Sem inocentes, é certo, entre esquerda e direita, há no entanto diferenças marcantes. Em Portugal a direita orienta-se exclusivamente pela economia, por números, pelos mercados (materialismo e irracionalidade) e a esquerda sendo por tradição mais humanista tem pecado por falta de seriedade dos seus mentores, mas tem ideologias.

Tanto de um lado como de outro o problema maior são os homens. Se a seguir ao 25 de Abril um primo meu, oficial superior do Estado Novo me chocou quando, em conversa com meu pai (homem de esquerda) lhe confidenciou ter pedido a passagem à reserva "por não estar disposto a colaborar com canalha", hoje já não me choca que o General Garcia dos Santos (um militar de Abril) tenha dito praticamente o mesmo: "os políticos que governam actualmente Portugal são uns garotos, ignorantes, sem experiência". 

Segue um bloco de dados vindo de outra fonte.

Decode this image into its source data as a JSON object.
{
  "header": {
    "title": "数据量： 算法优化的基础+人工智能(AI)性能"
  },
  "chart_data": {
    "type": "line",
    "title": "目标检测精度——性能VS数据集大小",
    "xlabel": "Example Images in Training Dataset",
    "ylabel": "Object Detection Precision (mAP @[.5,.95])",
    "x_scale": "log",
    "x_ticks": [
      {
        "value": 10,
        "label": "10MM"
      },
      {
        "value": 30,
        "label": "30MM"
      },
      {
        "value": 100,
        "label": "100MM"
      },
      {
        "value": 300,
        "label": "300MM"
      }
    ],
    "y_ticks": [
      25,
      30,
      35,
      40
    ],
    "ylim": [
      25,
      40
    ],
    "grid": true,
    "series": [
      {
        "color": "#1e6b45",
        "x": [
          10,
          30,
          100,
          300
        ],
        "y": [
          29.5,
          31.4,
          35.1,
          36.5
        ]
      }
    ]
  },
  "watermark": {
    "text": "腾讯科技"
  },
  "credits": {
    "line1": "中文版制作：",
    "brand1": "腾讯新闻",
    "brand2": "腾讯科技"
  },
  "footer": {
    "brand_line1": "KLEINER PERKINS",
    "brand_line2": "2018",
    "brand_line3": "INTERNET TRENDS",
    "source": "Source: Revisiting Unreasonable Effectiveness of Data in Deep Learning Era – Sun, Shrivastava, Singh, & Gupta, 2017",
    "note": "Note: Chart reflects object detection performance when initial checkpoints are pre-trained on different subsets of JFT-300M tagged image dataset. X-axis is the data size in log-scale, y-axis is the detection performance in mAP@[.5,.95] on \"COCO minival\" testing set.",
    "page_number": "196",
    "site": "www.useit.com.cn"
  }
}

Curiosamente, ambos estavam (e estão) cheios de razão. Em Portugal, os excessos degradam tudo, até os ideais. Mário Soares, que lutou clandestinamente pela Democracia, não foi capaz de a gerir a contento porque não percebeu que até a liberdade não pode funcionar sem regras. Soares desautorizou demasiado a democracia e hoje é tarde para se queixar daquilo que afinal também semeou, e lamentavelmente agora poucos o levam a sério.  Há uma tradição laxista e de falta de carácter instalada na sociedada portuguesa. Invertê-la vai ser tremendamente difícil e vai demorar décadas. Pobre futuro, o do nosso país.

Quando um povo, zangado embora, aparentemente indignado, aceita calmamente que lhe vão ao bolso, que o roubem, só porque um grupo de miúdos no Poder lhe disse que andou a viver acima das suas possibilidades e que tem de pagar uma dívida, sem exigir que lhe expliquem seriamente por quê, onde, como, e quando a contraiu, é porque não merece melhores políticos. Quando se aceita por demasiado tempo, e pacificamente, uma governação medíocre e incompetente como a que temos, é sinal que também somos algo medíocres e incompetentes. Se o nosso povo aprecia o chico-espertismo é porque não é muito diferente de quem o anda agora a assaltar. Por isso - como dizem os franceses -, demerdez vous maintenant!

PS-Até o nosso amigo Manuel Serrão pensa que o 25 de Abril é património cobiçado entre a esquerda e a direita. Não, não é propriedade de ninguém. É sim, e justamente, da responsabilidade única dos militares de Abril. O resto é oportunismo. Se eles quisessem ser seus proprietários nunca teriam devolvido o poder à sociedade civil, e só por isso lhes devemos gratidão. Se os políticos destruíram o país, e a Democracia, a culpa não é deles.